By R. Kurt Osenlund
Roger Ebert called Bernardo Bertolucci one of the great painters of the screen. It’s a distinction the director—who has succumbed to cancer at 77—proved many times over, from his sprawling Oscar favorite The Last Emperor (1987) to the lush and undervalued Stealing Beauty (1996). In The Dreamers (2003), an audacious big screen adaptation of the novel by film critic Gilbert Adair, Bertolucci unleashes his painterly instincts right out of the gate with the graphic design of his opening credits. Scored to a guitar-rock soundtrack, the sequence sees the camera descend the Eiffel Tower, with arbitrary, architectural color blocking a la Mondrian. The names of cast and crew are alternately obscured and revealed amid the tower’s bolted beams, and the emergence of the title itself points to a definite ’60s Mod influence—the font suggesting it leapt from a Euro band’s vinyl album cover.
But this is merely the most literal example of Bertolucci as painter in The Dreamers, and as we learn immediately after that sequence, this film is not about music, but cinema. We land upon Matthew (Michael Pitt), a virginal but virile, pillow-lipped American in Paris who’s enamored of the Cinematheque Francais, despite it being part of a violent French revolt circa 1968. At the venue, Matthew meets incestuous twins Isabelle (Eva Green) and Theo (Louis Garrell), two fellow cinephiles who seem equally smitten with the American ingenue—a student who spends more time in theaters than classrooms. They invite him back to a nearby apartment, which has been vacated for a month by their mother and poet father (Bertolucci began as a poet, too, taking after his own father).

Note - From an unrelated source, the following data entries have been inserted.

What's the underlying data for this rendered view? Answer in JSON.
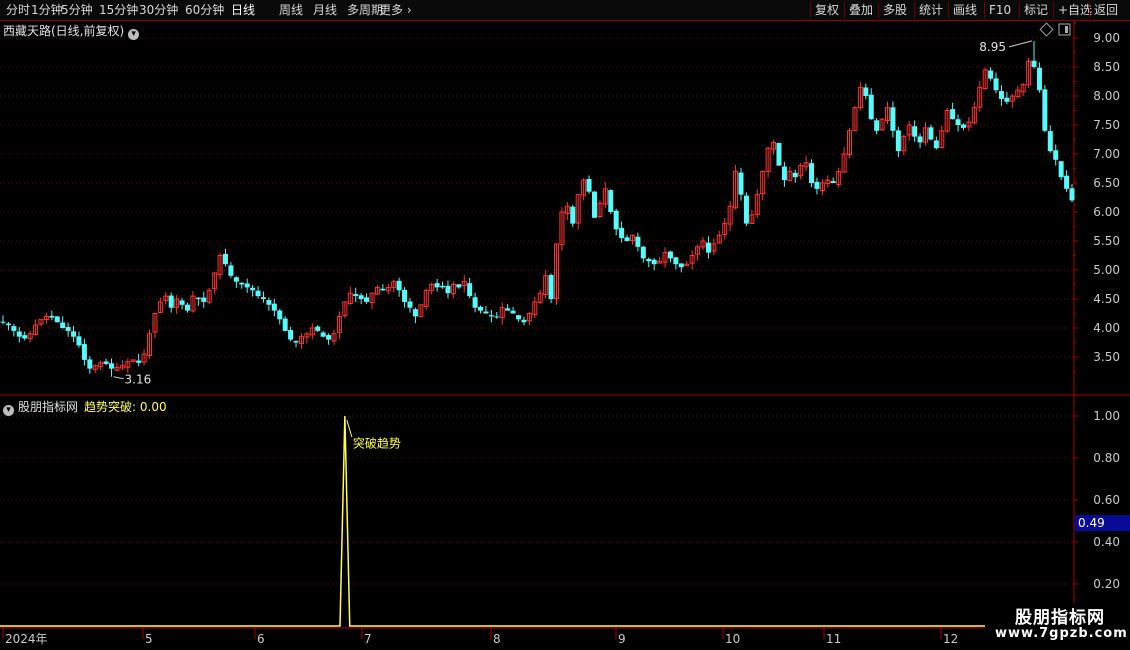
{
  "toolbar": {
    "left_items": [
      "分时",
      "1分钟",
      "5分钟",
      "15分钟",
      "30分钟",
      "60分钟",
      "日线",
      "周线",
      "月线",
      "多周期",
      "更多"
    ],
    "active": "日线",
    "right_items": [
      "复权",
      "叠加",
      "多股",
      "统计",
      "画线",
      "F10",
      "标记",
      "+自选",
      "返回"
    ]
  },
  "main_panel": {
    "title": "西藏天路(日线,前复权)",
    "high_label": "8.95",
    "low_label": "3.16"
  },
  "indicator_panel": {
    "source": "股朋指标网",
    "name": "趋势突破:",
    "value": "0.00",
    "signal_label": "突破趋势",
    "cursor_value": "0.49"
  },
  "watermark": {
    "line1": "股朋指标网",
    "line2": "www.7gpzb.com"
  },
  "colors": {
    "up": "#ff3232",
    "down": "#54fcfc",
    "indicator": "#ffff40",
    "grid": "#7a0000",
    "axis": "#b00000"
  },
  "chart_data": [
    {
      "type": "candlestick",
      "title": "西藏天路(日线,前复权)",
      "ylim": [
        3.0,
        9.3
      ],
      "y_ticks": [
        3.5,
        4.0,
        4.5,
        5.0,
        5.5,
        6.0,
        6.5,
        7.0,
        7.5,
        8.0,
        8.5,
        9.0
      ],
      "y_tick_labels": [
        "3.50",
        "4.00",
        "4.50",
        "5.00",
        "5.50",
        "6.00",
        "6.50",
        "7.00",
        "7.50",
        "8.00",
        "8.50",
        "9.00"
      ],
      "x_tick_labels": [
        "2024年",
        "5",
        "6",
        "7",
        "8",
        "9",
        "10",
        "11",
        "12"
      ],
      "close": [
        4.1,
        4.05,
        3.95,
        3.85,
        3.82,
        3.9,
        4.05,
        4.15,
        4.2,
        4.18,
        4.1,
        4.0,
        3.95,
        3.85,
        3.7,
        3.45,
        3.3,
        3.35,
        3.4,
        3.38,
        3.3,
        3.32,
        3.35,
        3.42,
        3.45,
        3.4,
        3.55,
        3.9,
        4.25,
        4.45,
        4.55,
        4.35,
        4.5,
        4.4,
        4.3,
        4.55,
        4.5,
        4.45,
        4.65,
        4.95,
        5.25,
        5.1,
        4.9,
        4.8,
        4.75,
        4.7,
        4.65,
        4.55,
        4.5,
        4.4,
        4.3,
        4.15,
        3.95,
        3.8,
        3.75,
        3.85,
        3.9,
        4.0,
        3.95,
        3.85,
        3.8,
        3.9,
        4.2,
        4.45,
        4.6,
        4.55,
        4.5,
        4.45,
        4.6,
        4.7,
        4.65,
        4.7,
        4.8,
        4.65,
        4.45,
        4.35,
        4.2,
        4.4,
        4.65,
        4.75,
        4.7,
        4.7,
        4.6,
        4.75,
        4.7,
        4.8,
        4.55,
        4.35,
        4.3,
        4.25,
        4.2,
        4.2,
        4.35,
        4.3,
        4.25,
        4.15,
        4.1,
        4.25,
        4.45,
        4.6,
        4.9,
        4.5,
        5.45,
        6.0,
        6.1,
        5.8,
        6.3,
        6.55,
        6.35,
        5.9,
        6.15,
        6.4,
        6.0,
        5.7,
        5.55,
        5.5,
        5.6,
        5.4,
        5.2,
        5.15,
        5.1,
        5.15,
        5.3,
        5.2,
        5.1,
        5.05,
        5.1,
        5.25,
        5.4,
        5.5,
        5.3,
        5.45,
        5.6,
        5.8,
        6.1,
        6.7,
        6.3,
        5.8,
        5.95,
        6.3,
        6.7,
        7.1,
        7.2,
        6.8,
        6.55,
        6.7,
        6.6,
        6.8,
        6.85,
        6.5,
        6.4,
        6.5,
        6.55,
        6.5,
        6.7,
        7.0,
        7.4,
        7.8,
        8.15,
        8.0,
        7.6,
        7.4,
        7.6,
        7.8,
        7.4,
        7.05,
        7.3,
        7.5,
        7.3,
        7.2,
        7.45,
        7.25,
        7.1,
        7.4,
        7.75,
        7.6,
        7.5,
        7.45,
        7.55,
        7.8,
        8.15,
        8.45,
        8.3,
        8.1,
        7.95,
        7.9,
        8.0,
        8.1,
        8.2,
        8.6,
        8.5,
        8.1,
        7.4,
        7.05,
        6.9,
        6.6,
        6.4,
        6.2
      ]
    },
    {
      "type": "line",
      "series": [
        {
          "name": "趋势突破",
          "values": "0 on every day except 1.00 on one day (index 63, just after the 6→7 month boundary)"
        }
      ],
      "signal_index": 63,
      "signal_value": 1.0,
      "ylim": [
        0.0,
        1.1
      ],
      "y_ticks": [
        0.2,
        0.4,
        0.6,
        0.8,
        1.0
      ],
      "y_tick_labels": [
        "0.20",
        "0.40",
        "0.60",
        "0.80",
        "1.00"
      ]
    }
  ]
}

Within this apartment, The Dreamers either blossoms or descends—depending on each viewer’s take—into a miscrocosmic cocoon of hedonism, gameplay, film obsession, impromptu ratatouille, denial, and ample sexual discovery. In the United States, The Dreamers was slapped with an NC-17 rating, even though none of its sexual content feels gratuitous—not full-frontal shots of Matthew and Theo’s penises, not multiple scenes involving Isabelle’s menstrual blood. By 2003, Bertolucci was quite familiar with controversy: In 1972, he showed butter-lubed anal sex between Marlon Brando and then 19-year-old Maria Schneider. But in The Dreamers, he uses that painterly eye of his to simply illustrate three bona fide children of the cinema playing their version of doctor. Those scenes are punctuated with performance pieces befitting drama students (watch out for Green’s spot-on impression of Greta Garbo in 1933’s Queen Christina). What’s on display is surely a love triangle, with Matthew and Theo sharing kisses and sandwiching Isabelle. But the sex on screen isn’t so much queer as it is a further manifestation of this trio’s untethered rebellion.
And yet, the hypocrisy of their escapades is that the rebellion and the revolution are in fact happening outside their steamed-up windows—in the wide world that exists beyond the movie screens and celluloid dreams that have them drunk on fantasy. They are their very own Band of Outsiders, and in one of the most memorable scenes of The Dreamers, Bertolucci has them recreate the race through the Louvre made memorable in Jean-Luc Godard’s Bande à Part. But as the escapist allure of their indoor revolution is shattered (quite literally when a protester’s stone is hurled through an apartment window), Bertolucci’s final stroke is releasing Matthew, Isabelle, and Theo back into the wild, leaving the audience to wonder how much more innocence they have left to lose.